Although part of the problems faced by the Polish minority in the region of Vilnius are being dealt with, it is difficult to solve all of them because new issues keep coming up, the Polish official said.
The vice-minister, who attended a back-to-school event at the House of Polish Culture in Vilnius, said that Lithuania is a friendly country and a close neighbor of Poland and that the two countries share "many regional and European policy concerns, especially in security".
"As to very practical issues, such as (Polish Education Minister Anna) Zalewska's visit and education, I make no secret of the fact that in my conversations with the Lithuanian prime minister, I emphasized that Poland's current politics would make efforts and would direct resources and actions toward ensuring that Poles in Lithuania become, not only declaratively, a very important element of the statehood of Lithuania," he said.
"The minister stressed the essential points -- it is necessary to have a perfect command of the language to ensure that Poles live full-fledge lives in the Republic of Lithuania."
The Polish official said that Warsaw is categorically opposed to any signs of or support to Soviet ideology.
"We cannot tolerate and we will not encourage continued existence of some relicts of the Soviet times, such as some bows or good feelings toward Soviet tradition and historiography," Papierz said.
"In Poland, we have also given an objective and unambiguous assessment of the period of criminal communist rule. If such elements emerge, especially among Poles in Lithuania, this is completely incomprehensible to us.
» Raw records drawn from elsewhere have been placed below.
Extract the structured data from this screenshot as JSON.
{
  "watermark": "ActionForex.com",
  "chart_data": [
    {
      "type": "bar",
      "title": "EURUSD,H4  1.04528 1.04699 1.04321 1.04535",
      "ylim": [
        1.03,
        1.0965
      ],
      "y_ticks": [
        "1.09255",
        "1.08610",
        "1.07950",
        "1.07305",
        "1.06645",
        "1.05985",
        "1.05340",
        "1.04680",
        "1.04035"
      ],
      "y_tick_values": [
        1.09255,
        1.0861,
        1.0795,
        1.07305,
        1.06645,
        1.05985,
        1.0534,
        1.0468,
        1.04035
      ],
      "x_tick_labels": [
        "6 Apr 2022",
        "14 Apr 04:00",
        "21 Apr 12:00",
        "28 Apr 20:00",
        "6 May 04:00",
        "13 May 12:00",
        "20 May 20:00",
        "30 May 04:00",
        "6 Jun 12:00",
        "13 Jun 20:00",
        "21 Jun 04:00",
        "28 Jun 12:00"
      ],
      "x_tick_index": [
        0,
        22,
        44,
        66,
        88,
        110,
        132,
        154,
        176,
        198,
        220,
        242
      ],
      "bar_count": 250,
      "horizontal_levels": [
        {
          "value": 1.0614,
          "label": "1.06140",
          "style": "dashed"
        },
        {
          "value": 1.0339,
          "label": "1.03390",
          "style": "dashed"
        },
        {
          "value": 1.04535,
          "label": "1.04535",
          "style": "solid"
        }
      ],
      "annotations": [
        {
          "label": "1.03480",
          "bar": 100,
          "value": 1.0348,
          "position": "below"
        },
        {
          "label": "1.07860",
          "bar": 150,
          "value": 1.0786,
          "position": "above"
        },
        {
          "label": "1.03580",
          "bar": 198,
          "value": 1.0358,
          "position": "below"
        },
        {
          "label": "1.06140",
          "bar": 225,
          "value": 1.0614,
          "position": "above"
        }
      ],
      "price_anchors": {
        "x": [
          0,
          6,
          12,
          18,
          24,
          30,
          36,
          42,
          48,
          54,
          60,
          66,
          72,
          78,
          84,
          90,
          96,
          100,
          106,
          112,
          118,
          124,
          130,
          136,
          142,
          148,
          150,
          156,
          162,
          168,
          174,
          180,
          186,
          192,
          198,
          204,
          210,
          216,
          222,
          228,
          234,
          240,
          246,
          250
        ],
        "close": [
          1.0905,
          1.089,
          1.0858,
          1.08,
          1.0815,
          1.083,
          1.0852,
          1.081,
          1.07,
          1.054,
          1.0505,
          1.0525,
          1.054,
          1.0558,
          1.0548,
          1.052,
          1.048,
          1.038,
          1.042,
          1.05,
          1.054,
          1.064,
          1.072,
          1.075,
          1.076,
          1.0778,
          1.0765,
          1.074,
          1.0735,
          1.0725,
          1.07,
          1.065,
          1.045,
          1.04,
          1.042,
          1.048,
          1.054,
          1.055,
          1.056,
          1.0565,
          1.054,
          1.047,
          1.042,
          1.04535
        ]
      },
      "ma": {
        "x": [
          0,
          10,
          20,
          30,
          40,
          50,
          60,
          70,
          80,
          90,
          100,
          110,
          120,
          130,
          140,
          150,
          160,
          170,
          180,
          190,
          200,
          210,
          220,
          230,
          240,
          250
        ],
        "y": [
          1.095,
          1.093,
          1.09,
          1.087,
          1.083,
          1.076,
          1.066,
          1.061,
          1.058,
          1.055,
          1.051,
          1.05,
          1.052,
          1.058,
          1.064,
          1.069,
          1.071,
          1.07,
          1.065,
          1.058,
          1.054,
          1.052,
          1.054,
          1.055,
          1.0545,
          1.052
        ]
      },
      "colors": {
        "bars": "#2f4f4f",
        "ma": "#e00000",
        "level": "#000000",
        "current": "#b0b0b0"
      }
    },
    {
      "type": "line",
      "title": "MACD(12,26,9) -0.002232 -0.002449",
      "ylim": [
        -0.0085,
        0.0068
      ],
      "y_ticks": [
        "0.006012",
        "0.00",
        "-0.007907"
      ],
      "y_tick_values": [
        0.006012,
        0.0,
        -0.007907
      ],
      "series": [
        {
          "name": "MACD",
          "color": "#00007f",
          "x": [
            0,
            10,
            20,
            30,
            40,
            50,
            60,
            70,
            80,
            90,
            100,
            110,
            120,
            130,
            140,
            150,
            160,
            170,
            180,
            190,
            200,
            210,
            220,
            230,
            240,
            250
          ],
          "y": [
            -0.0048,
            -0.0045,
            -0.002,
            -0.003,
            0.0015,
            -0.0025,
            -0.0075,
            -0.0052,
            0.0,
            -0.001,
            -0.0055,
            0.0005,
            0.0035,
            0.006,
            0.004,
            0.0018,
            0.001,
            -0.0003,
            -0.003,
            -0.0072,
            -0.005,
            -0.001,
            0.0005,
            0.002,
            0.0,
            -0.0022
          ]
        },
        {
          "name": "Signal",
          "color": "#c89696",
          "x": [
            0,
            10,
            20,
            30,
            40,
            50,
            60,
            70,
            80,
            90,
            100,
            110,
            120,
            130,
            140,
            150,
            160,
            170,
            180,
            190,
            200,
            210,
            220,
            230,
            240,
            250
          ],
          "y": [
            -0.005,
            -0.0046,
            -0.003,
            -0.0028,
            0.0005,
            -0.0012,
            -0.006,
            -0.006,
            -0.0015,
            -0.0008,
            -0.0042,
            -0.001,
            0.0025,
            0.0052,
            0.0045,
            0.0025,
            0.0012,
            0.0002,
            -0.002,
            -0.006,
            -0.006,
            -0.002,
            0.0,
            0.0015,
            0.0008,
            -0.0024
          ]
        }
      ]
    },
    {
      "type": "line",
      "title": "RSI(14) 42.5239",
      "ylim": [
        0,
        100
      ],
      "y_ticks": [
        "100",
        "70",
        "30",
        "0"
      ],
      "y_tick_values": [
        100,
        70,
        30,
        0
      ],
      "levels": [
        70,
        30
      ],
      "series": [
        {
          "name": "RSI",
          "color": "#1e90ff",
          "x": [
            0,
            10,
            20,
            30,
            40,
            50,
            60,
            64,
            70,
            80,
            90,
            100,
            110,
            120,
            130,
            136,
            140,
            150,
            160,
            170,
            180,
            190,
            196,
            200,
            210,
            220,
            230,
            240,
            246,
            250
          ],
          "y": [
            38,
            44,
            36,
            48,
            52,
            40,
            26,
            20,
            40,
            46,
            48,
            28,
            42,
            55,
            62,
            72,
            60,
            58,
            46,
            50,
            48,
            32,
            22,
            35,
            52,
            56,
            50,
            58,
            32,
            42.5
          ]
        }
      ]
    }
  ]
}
No serious relations with the independent state of Lithuania can be based on such things," he added.
Leaders of the Electoral Action of Poles in Lithuania–Christian Families Alliance (LLRA-KŠS) have repeatedly taken part in May 9 celebrations of Soviet victory in World War Two in Vilnius.
In one of such events, Valdemar Tomaševski, the LLRA-KŠS leader, was seen wearing an orange-and-black St George's ribbon, a symbol now used by Russia-backed separatists in Eastern Ukraine.